Now we can bound [math]\langle \psi,c\psi\rangle \leq \sum_{\lambda_n \in\operatorname{Spec}c}|d_n|^2 \lambda_n \leq K (\operatorname{dim}\mathcal{H}) d_{n_\text{max}}\lambda_{n_\text{max}} = K (\operatorname{dim}\mathcal{H})|d_{n_\text{max}}|^2 |c|[/math], where [math]\psi = \sum_n d_n \psi_n[/math] is a decomposition into eigenfunctions of [math]c[/math], and [math]K[/math] counts the number of possible degeneracies in the maximal eigenspace.

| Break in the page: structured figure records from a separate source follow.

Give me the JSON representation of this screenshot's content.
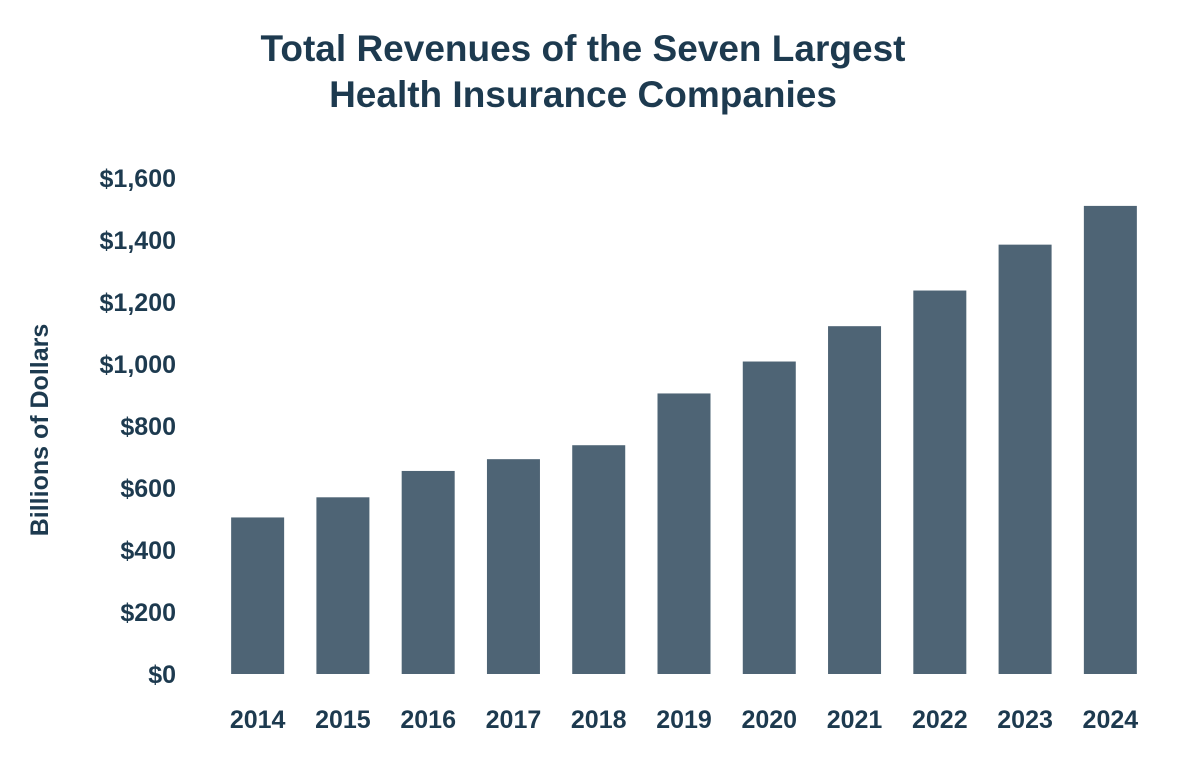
{
  "chart_data": {
    "type": "bar",
    "title_lines": [
      "Total Revenues of the Seven Largest",
      "Health Insurance Companies"
    ],
    "ylabel": "Billions of Dollars",
    "xlabel": "",
    "categories": [
      "2014",
      "2015",
      "2016",
      "2017",
      "2018",
      "2019",
      "2020",
      "2021",
      "2022",
      "2023",
      "2024"
    ],
    "values": [
      505,
      570,
      655,
      693,
      738,
      905,
      1008,
      1122,
      1237,
      1385,
      1510
    ],
    "ylim": [
      0,
      1600
    ],
    "yticks": [
      0,
      200,
      400,
      600,
      800,
      1000,
      1200,
      1400,
      1600
    ],
    "ytick_labels": [
      "$0",
      "$200",
      "$400",
      "$600",
      "$800",
      "$1,000",
      "$1,200",
      "$1,400",
      "$1,600"
    ],
    "grid": false,
    "legend": "none",
    "bar_color": "#4e6475",
    "text_color": "#1d3a4f"
  }
}
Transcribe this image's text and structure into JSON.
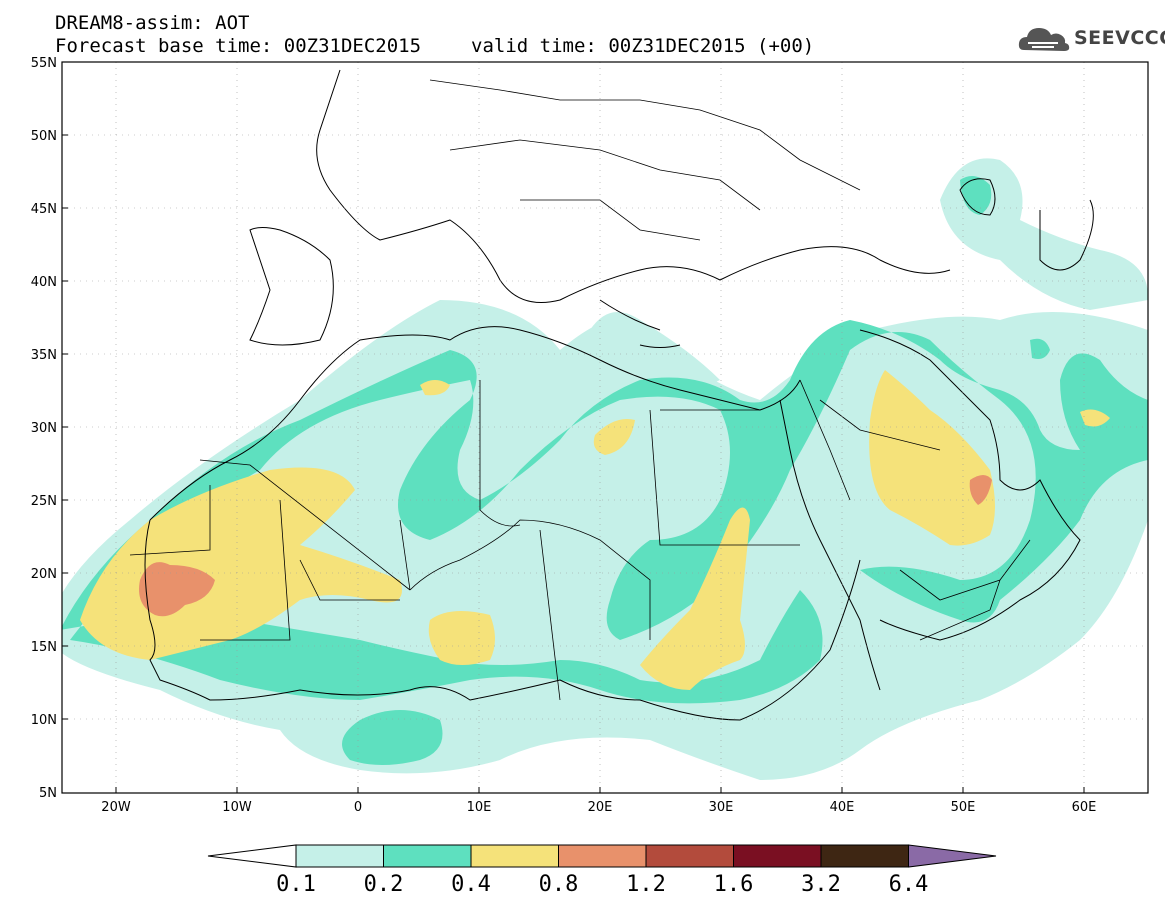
{
  "title_line1": "DREAM8-assim: AOT",
  "forecast_base": "Forecast base time: 00Z31DEC2015",
  "valid_time": "valid time: 00Z31DEC2015 (+00)",
  "logo_text": "SEEVCCC",
  "lat_labels": [
    "55N",
    "50N",
    "45N",
    "40N",
    "35N",
    "30N",
    "25N",
    "20N",
    "15N",
    "10N",
    "5N"
  ],
  "lon_labels": [
    "20W",
    "10W",
    "0",
    "10E",
    "20E",
    "30E",
    "40E",
    "50E",
    "60E"
  ],
  "colorbar": {
    "labels": [
      "0.1",
      "0.2",
      "0.4",
      "0.8",
      "1.2",
      "1.6",
      "3.2",
      "6.4"
    ],
    "colors": [
      "#ffffff",
      "#c5f0e8",
      "#5ee0bf",
      "#f5e27a",
      "#e8916b",
      "#b34b3c",
      "#7a0f22",
      "#3e2613",
      "#8a6aa6"
    ]
  }
}
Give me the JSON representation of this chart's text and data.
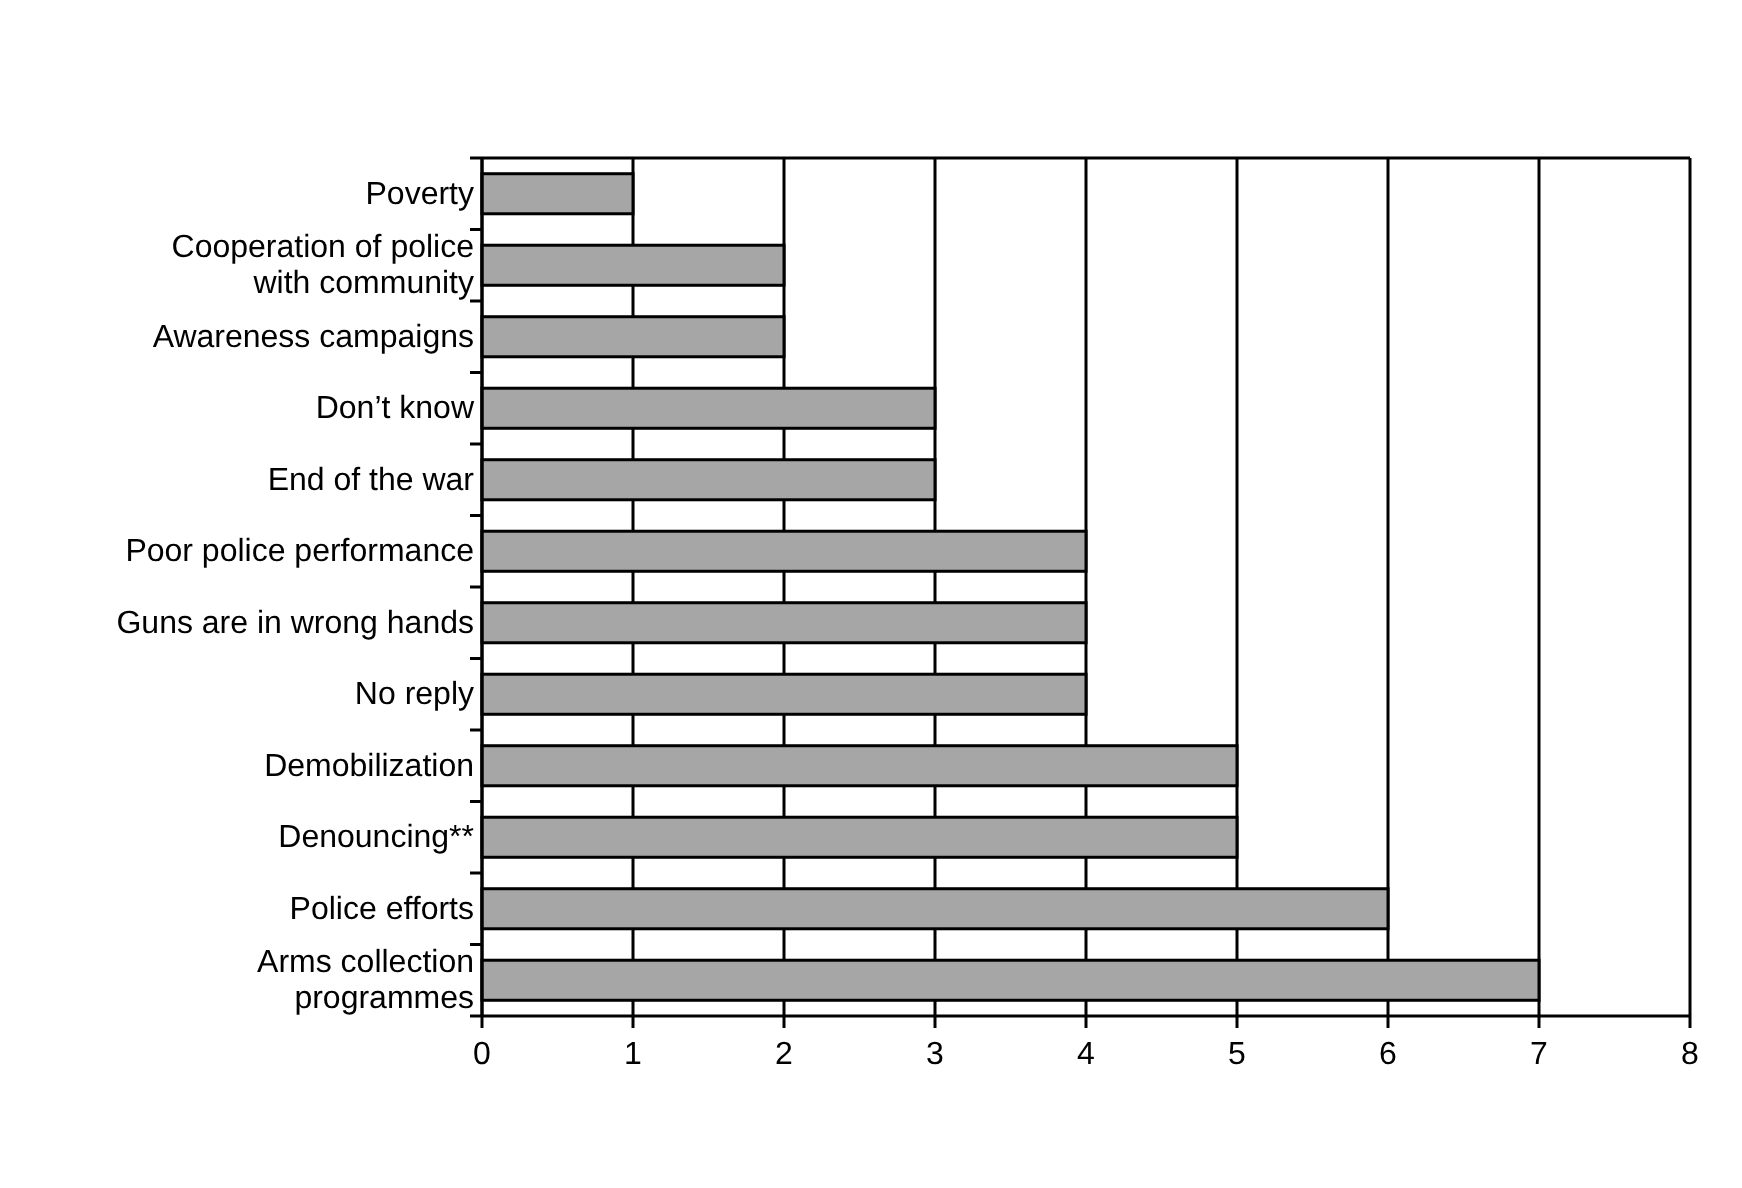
{
  "chart_data": {
    "type": "bar",
    "orientation": "horizontal",
    "categories": [
      "Poverty",
      "Cooperation of police with community",
      "Awareness campaigns",
      "Don’t know",
      "End of the war",
      "Poor police performance",
      "Guns are in wrong hands",
      "No reply",
      "Demobilization",
      "Denouncing**",
      "Police efforts",
      "Arms collection programmes"
    ],
    "values": [
      1,
      2,
      2,
      3,
      3,
      4,
      4,
      4,
      5,
      5,
      6,
      7
    ],
    "color": "#a6a6a6",
    "xlim": [
      0,
      8
    ],
    "xticks": [
      0,
      1,
      2,
      3,
      4,
      5,
      6,
      7,
      8
    ],
    "grid": "x"
  }
}
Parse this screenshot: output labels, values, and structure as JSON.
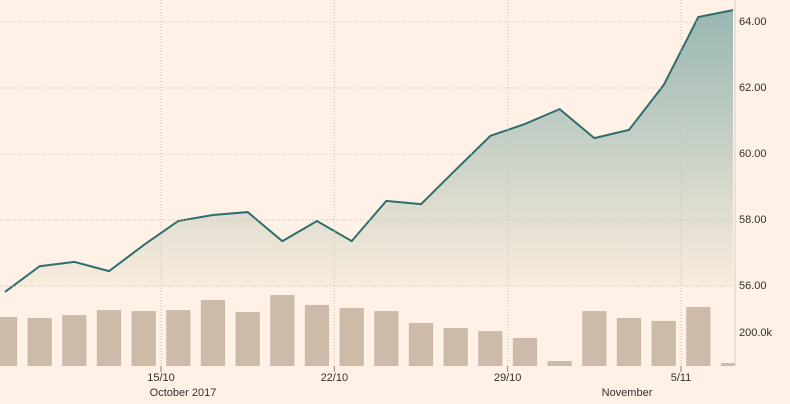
{
  "chart_data": [
    {
      "type": "area",
      "x": [
        0,
        1,
        2,
        3,
        4,
        5,
        6,
        7,
        8,
        9,
        10,
        11,
        12,
        13,
        14,
        15,
        16,
        17,
        18,
        19,
        20,
        21
      ],
      "values": [
        55.82,
        56.6,
        56.73,
        56.45,
        57.24,
        57.97,
        58.15,
        58.24,
        57.36,
        57.97,
        57.36,
        58.58,
        58.48,
        59.52,
        60.55,
        60.91,
        61.36,
        60.48,
        60.73,
        62.09,
        64.15,
        64.36
      ],
      "color": "#2f6e6e",
      "xlim": [
        0,
        21
      ],
      "xticks": [
        {
          "value": 4.5,
          "label": "15/10"
        },
        {
          "value": 9.5,
          "label": "22/10"
        },
        {
          "value": 14.5,
          "label": "29/10"
        },
        {
          "value": 19.5,
          "label": "5/11"
        }
      ],
      "ylim": [
        56,
        64.5
      ],
      "yticks": [
        {
          "value": 56,
          "label": "56.00"
        },
        {
          "value": 58,
          "label": "58.00"
        },
        {
          "value": 60,
          "label": "60.00"
        },
        {
          "value": 62,
          "label": "62.00"
        },
        {
          "value": 64,
          "label": "64.00"
        }
      ],
      "grid": true,
      "annotations": [
        "October 2017",
        "November"
      ]
    },
    {
      "type": "bar",
      "x": [
        0,
        1,
        2,
        3,
        4,
        5,
        6,
        7,
        8,
        9,
        10,
        11,
        12,
        13,
        14,
        15,
        16,
        17,
        18,
        19,
        20,
        21
      ],
      "values": [
        297000,
        291000,
        309000,
        339000,
        333000,
        339000,
        400000,
        327000,
        430000,
        370000,
        352000,
        333000,
        261000,
        230000,
        212000,
        170000,
        30000,
        333000,
        291000,
        273000,
        358000,
        18000
      ],
      "color": "#cdbbaa",
      "ylim": [
        0,
        450000
      ],
      "yticks": [
        {
          "value": 200000,
          "label": "200.0k"
        }
      ]
    }
  ]
}
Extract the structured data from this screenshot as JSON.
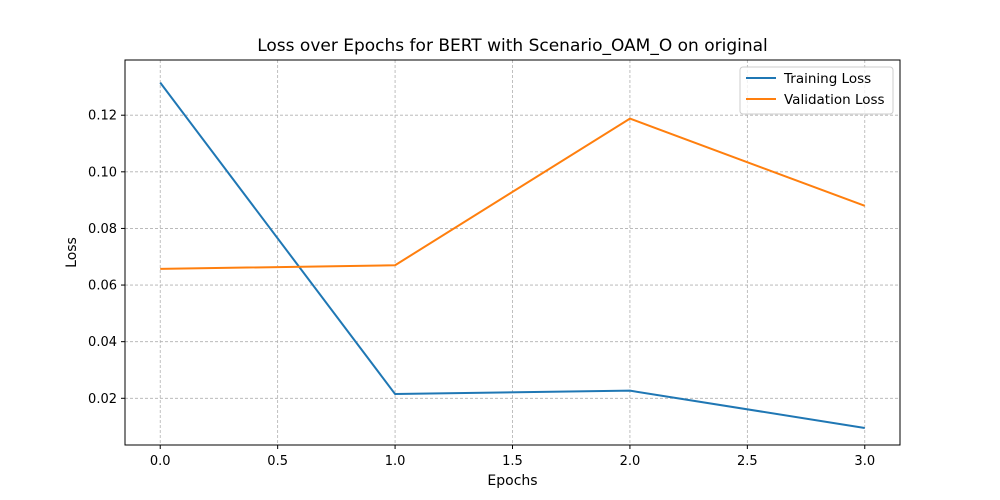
{
  "chart_data": {
    "type": "line",
    "title": "Loss over Epochs for BERT with Scenario_OAM_O on original",
    "xlabel": "Epochs",
    "ylabel": "Loss",
    "x": [
      0,
      1,
      2,
      3
    ],
    "xlim": [
      -0.15,
      3.15
    ],
    "ylim": [
      0.0035,
      0.1395
    ],
    "xticks": [
      0.0,
      0.5,
      1.0,
      1.5,
      2.0,
      2.5,
      3.0
    ],
    "xtick_labels": [
      "0.0",
      "0.5",
      "1.0",
      "1.5",
      "2.0",
      "2.5",
      "3.0"
    ],
    "yticks": [
      0.02,
      0.04,
      0.06,
      0.08,
      0.1,
      0.12
    ],
    "ytick_labels": [
      "0.02",
      "0.04",
      "0.06",
      "0.08",
      "0.10",
      "0.12"
    ],
    "grid": true,
    "legend_position": "top-right",
    "series": [
      {
        "name": "Training Loss",
        "color": "#1f77b4",
        "values": [
          0.1315,
          0.0215,
          0.0227,
          0.0095
        ]
      },
      {
        "name": "Validation Loss",
        "color": "#ff7f0e",
        "values": [
          0.0657,
          0.067,
          0.1188,
          0.088
        ]
      }
    ]
  }
}
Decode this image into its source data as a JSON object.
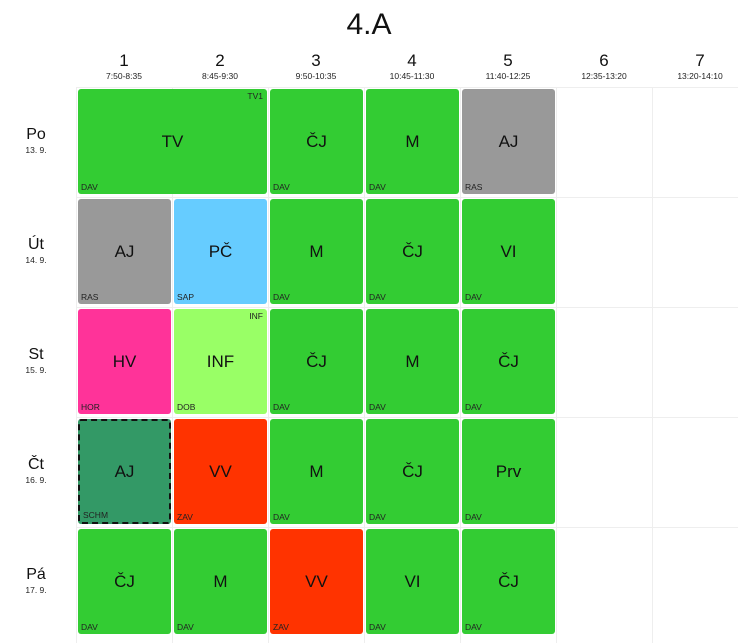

Now since [math]\psi \in P\mathcal{H}^* [/math] is normalized, we have control over [math]\sum_n |d_n|^2 \leq 1[/math] hence [math]|d_{n_\text{max}}|^2 \leq 1[/math]; on the other hand, we can use Cauchy-Schwarz on the [math]Hilbert~space~of~operators[/math] whence [math]|(c,c)|^2 = |(c^2,I)|^2 \leq |c|^2[/math] where the inner product is defined as [math](A,B) = \operatorname{tr}_\mathcal{H}(A^*B)[/math]. Hence [eqn]\langle\psi,C\psi\rangle \leq \frac{1}{2}K(\operatorname{dim}\mathcal{H})\sqrt{2(1 + |C|)} \implies \langle\psi,A\psi\rangle + \langle\psi,B\psi\rangle \leq \frac{\sqrt{2}}{2}\operatorname{dim}\mathcal{H}\left(K_a\sqrt{1+|A|} + K_b\sqrt{1+|B|}\right).[/eqn]
You can already see the problem with your conjecture: you can't possibly get 1 on the RHS unless [math]A = B = 0[/math].
>>11306255
You need to take the non-relativistic limit before you evaluate the Feynman integral. Internal lines aren't on-shell.